La crainte d’être une mauvaise mère 

Encore au stade expérimental, les traitements n’ont pas le même effet sur tout le monde. La vie de famille n’est pas toujours évidente mais possible avec les médicaments qui peuvent redonner un semblant de rythme aux journées. « Tout ce qu’on essaie de faire c’est de se stabiliser, chacun à son niveau, parce qu’on sait qu’on ne reviendra pas en arrière » explique Hélène. La Belge en est à six doses de comprimés par jour, le niveau maximal. Elle n’a plus « que » quatorze absences par jour. 
Encore aujourd’hui j’ai du mal à distinguer ce qui rend une mère narcoleptique si différente d’une autre, je n’ai qu’une seule mère. Peut-être que lui réciter mes leçons au pied du lit et la voir lutter pour ne pas s’endormir n’est pas normal en effet. Aider ses enfants à faire leurs devoirs est une épreuve in- soupçonnée. 

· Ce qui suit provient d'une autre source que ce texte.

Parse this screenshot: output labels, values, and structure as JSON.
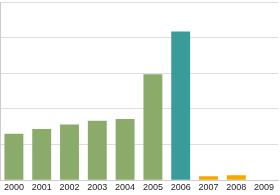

« Je ne pouvais pas aider ma fille avec ses devoirs, » raconte Hélène qui se souvient des récitations de poésie. « Tu me demandes de lire 12 lignes, mais je m’endors à la troisième ma puce. » Si sa fille a tout de même bien compris sa situation, son fils, plus jeune, l’a très mal pris. Jouer avec lui virait souvent à la dispute : « Il me di- sait : « Maman, tu ne finis jamais la partie! » Non je ne finissais pas la partie, parce que j’étais partie justement… » 

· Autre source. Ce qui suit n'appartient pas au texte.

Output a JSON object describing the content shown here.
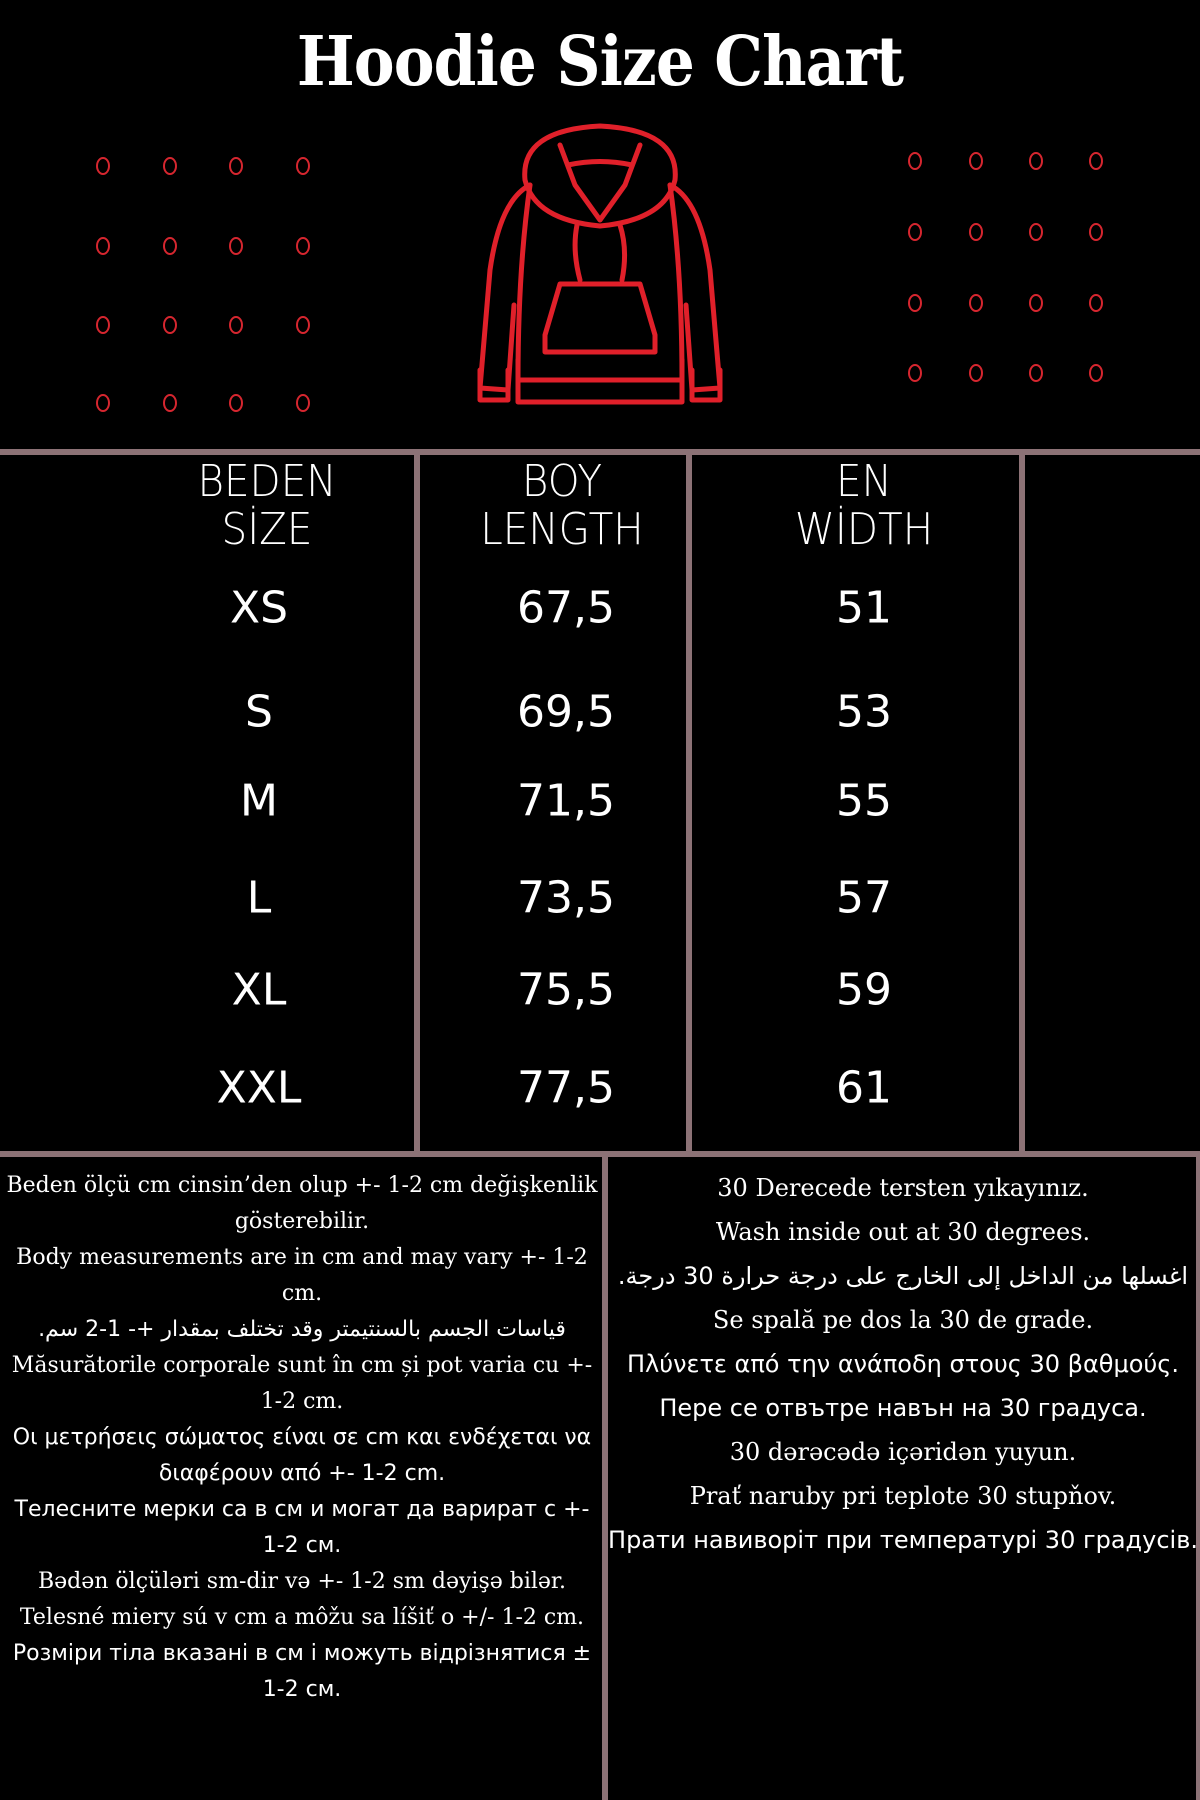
{
  "title": "Hoodie Size Chart",
  "colors": {
    "background": "#000000",
    "accent": "#d6262f",
    "divider": "#8c7276",
    "text": "#ffffff"
  },
  "illustration": "hoodie-outline-icon",
  "table": {
    "headers": [
      {
        "line1": "BEDEN",
        "line2": "SİZE"
      },
      {
        "line1": "BOY",
        "line2": "LENGTH"
      },
      {
        "line1": "EN",
        "line2": "WİDTH"
      }
    ],
    "rows": [
      {
        "size": "XS",
        "length": "67,5",
        "width": "51"
      },
      {
        "size": "S",
        "length": "69,5",
        "width": "53"
      },
      {
        "size": "M",
        "length": "71,5",
        "width": "55"
      },
      {
        "size": "L",
        "length": "73,5",
        "width": "57"
      },
      {
        "size": "XL",
        "length": "75,5",
        "width": "59"
      },
      {
        "size": "XXL",
        "length": "77,5",
        "width": "61"
      }
    ]
  },
  "notes_left": [
    "Beden ölçü cm cinsin’den olup +- 1-2 cm değişkenlik gösterebilir.",
    "Body measurements are in cm and may vary +- 1-2 cm.",
    "قياسات الجسم بالسنتيمتر وقد تختلف بمقدار +- 1-2 سم.",
    "Măsurătorile corporale sunt în cm și pot varia cu +- 1-2 cm.",
    "Οι μετρήσεις σώματος είναι σε cm και ενδέχεται να διαφέρουν από +- 1-2 cm.",
    "Телесните мерки са в см и могат да варират с +- 1-2 см.",
    "Bədən ölçüləri sm-dir və +- 1-2 sm dəyişə bilər.",
    "Telesné miery sú v cm a môžu sa líšiť o +/- 1-2 cm.",
    "Розміри тіла вказані в см і можуть відрізнятися ± 1-2 см."
  ],
  "notes_right": [
    "30 Derecede tersten yıkayınız.",
    "Wash inside out at 30 degrees.",
    "اغسلها من الداخل إلى الخارج على درجة حرارة 30 درجة.",
    "Se spală pe dos la 30 de grade.",
    "Πλύνετε από την ανάποδη στους 30 βαθμούς.",
    "Пере се отвътре навън на 30 градуса.",
    "30 dərəcədə içəridən yuyun.",
    "Prať naruby pri teplote 30 stupňov.",
    "Прати навиворіт при температурі 30 градусів."
  ]
}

Quelques années après la famille est partie en vacances au Portugal. Pendant ce séjour, Hélène a eu plusieurs crises de cataplexie. « A ce moment là il a compris que sa mère était malade et ne cherchait pas seulement à lui faire honte au restaurant. » Émilie a accouché il y a moins d’un an et elle se demande déjà comment elle expliquera sa maladie à sa fille quand elle sera plus grande. « J’ai eu ma première angoisse aujourd’hui, » confie-t-elle, « je m’endormais et ma fille était juste à côté de moi». Elle a trouvé la parade: « j’ai des astuces, je saute en l’air, ça me réveille ». 

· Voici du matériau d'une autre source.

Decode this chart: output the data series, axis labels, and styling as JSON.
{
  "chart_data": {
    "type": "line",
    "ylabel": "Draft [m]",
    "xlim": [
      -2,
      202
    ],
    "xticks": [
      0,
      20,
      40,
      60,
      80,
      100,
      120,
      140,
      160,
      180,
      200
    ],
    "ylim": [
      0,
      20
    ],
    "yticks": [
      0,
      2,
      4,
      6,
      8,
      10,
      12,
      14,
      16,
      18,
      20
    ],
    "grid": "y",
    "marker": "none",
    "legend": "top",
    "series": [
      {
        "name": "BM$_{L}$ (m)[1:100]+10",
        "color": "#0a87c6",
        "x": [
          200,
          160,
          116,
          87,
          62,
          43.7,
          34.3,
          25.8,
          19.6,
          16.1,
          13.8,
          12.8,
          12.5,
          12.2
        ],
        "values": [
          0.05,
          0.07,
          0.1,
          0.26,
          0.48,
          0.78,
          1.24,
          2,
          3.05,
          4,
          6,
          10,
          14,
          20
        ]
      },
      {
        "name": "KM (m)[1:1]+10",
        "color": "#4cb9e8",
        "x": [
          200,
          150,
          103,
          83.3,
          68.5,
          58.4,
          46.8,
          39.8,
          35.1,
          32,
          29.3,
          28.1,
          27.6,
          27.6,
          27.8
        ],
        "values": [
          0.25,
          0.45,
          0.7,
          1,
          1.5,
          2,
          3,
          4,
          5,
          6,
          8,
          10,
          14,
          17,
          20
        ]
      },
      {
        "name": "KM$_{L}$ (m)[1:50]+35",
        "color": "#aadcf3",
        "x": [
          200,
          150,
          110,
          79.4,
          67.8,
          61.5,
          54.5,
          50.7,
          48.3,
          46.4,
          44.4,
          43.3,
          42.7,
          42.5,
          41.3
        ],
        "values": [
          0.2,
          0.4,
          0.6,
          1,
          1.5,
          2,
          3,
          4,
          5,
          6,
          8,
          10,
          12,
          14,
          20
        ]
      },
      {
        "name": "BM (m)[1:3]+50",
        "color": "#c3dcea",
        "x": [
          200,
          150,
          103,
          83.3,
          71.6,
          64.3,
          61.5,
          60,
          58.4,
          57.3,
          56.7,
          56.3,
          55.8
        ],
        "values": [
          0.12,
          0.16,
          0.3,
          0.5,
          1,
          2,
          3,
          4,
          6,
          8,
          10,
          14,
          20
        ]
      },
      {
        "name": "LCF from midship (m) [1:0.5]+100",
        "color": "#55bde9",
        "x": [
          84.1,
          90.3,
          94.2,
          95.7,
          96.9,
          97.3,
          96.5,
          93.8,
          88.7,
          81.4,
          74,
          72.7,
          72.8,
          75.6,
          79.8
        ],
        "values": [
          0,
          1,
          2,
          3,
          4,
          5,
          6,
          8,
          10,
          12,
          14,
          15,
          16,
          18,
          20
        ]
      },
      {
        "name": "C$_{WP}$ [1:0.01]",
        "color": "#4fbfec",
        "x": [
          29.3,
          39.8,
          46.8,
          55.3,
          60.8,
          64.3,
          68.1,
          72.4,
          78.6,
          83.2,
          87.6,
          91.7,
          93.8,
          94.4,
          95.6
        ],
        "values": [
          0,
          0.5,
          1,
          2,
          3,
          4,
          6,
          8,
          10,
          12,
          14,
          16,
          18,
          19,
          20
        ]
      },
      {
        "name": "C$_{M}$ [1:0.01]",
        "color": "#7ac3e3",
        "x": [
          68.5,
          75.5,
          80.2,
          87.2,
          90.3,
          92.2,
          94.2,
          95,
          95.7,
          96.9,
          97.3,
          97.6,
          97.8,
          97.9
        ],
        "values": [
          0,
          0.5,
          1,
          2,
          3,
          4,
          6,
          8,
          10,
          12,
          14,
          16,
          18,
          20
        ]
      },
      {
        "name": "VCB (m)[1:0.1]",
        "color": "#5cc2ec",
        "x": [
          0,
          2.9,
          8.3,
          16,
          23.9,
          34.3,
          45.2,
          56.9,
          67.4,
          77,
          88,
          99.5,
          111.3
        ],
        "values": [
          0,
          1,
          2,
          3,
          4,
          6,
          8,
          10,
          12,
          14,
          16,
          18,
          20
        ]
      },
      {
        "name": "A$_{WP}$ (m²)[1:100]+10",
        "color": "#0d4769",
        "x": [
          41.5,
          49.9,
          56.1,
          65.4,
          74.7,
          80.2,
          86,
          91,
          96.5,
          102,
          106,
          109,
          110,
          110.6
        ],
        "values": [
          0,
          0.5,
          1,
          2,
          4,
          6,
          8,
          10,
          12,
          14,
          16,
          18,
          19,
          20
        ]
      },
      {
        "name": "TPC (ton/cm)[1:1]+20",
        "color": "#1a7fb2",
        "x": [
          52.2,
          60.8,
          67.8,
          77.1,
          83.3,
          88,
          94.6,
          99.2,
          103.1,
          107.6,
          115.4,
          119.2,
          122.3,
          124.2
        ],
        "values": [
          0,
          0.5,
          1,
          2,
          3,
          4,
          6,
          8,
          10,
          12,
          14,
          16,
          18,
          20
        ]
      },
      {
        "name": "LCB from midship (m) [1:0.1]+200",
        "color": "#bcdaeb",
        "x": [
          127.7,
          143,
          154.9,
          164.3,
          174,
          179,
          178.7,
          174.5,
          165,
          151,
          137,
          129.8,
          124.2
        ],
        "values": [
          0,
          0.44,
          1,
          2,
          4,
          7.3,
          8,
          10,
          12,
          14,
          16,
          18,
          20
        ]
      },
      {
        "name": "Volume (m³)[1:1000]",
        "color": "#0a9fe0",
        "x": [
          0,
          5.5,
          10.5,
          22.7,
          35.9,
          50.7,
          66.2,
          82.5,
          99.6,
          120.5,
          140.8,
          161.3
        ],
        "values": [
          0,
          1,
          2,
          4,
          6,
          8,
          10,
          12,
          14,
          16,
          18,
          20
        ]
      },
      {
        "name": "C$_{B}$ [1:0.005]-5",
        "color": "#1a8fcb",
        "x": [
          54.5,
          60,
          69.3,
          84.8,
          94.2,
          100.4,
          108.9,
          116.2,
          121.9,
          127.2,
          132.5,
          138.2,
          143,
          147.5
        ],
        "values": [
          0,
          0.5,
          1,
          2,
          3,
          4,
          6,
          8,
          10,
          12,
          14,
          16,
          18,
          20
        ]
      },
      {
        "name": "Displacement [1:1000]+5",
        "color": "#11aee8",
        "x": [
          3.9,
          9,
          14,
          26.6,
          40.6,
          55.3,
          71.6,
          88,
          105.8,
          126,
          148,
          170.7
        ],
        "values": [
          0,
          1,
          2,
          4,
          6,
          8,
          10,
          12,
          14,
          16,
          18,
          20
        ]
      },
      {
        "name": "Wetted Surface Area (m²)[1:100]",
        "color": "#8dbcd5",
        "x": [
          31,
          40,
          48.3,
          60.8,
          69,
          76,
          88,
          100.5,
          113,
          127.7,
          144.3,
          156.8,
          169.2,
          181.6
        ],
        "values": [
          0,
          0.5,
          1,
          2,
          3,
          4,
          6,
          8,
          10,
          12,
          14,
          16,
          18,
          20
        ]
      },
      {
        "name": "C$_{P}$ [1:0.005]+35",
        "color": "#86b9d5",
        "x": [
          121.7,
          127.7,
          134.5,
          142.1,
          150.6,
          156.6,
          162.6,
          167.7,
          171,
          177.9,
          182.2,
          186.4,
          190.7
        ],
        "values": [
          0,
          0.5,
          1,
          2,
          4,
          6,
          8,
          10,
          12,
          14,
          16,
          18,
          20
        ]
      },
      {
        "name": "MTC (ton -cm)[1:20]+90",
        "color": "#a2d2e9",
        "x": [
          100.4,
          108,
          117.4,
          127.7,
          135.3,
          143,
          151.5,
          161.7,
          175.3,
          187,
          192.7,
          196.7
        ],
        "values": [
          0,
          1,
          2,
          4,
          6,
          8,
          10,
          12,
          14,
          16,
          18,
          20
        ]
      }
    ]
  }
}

Au delà des enfants toutes ces femmes saluent toutes le courage de leur entourage. « J’ai été bluffée par le courage de mon mari » se souvient Émilie. Si la narcolepsie rend difficile la vie de famille, c’est cette dernière qui rend la narcolepsie supportable selon elle. « La vie de famille est essentielle quand on est narco» explique la jeune Parisienne. Diagnostiquée avant de se marier, elle admire son conjoint pour sa détermination. « C’est un combat au quotidien » affirme-t-elle, mais un combat qui en vaut la peine selon elle. Même son de cloche chez Hélène, son fils la sécurise en voiture, il n’hésite pas à la secouer. Quant à ma mère, conseillère dans une mission locale à Lyon, elle continue à encourager les jeunes femmes narcoleptiques à tracer leur chemin professionnellement et en famille. 
Pendant ce temps là, beaucoup de mères narcoleptiques continuent à me contacter. Elles ont envie de témoigner. Hélène insiste: « Si cela peut faire prendre conscience à ne serait-ce qu’une personne, c’est déjà gagné ».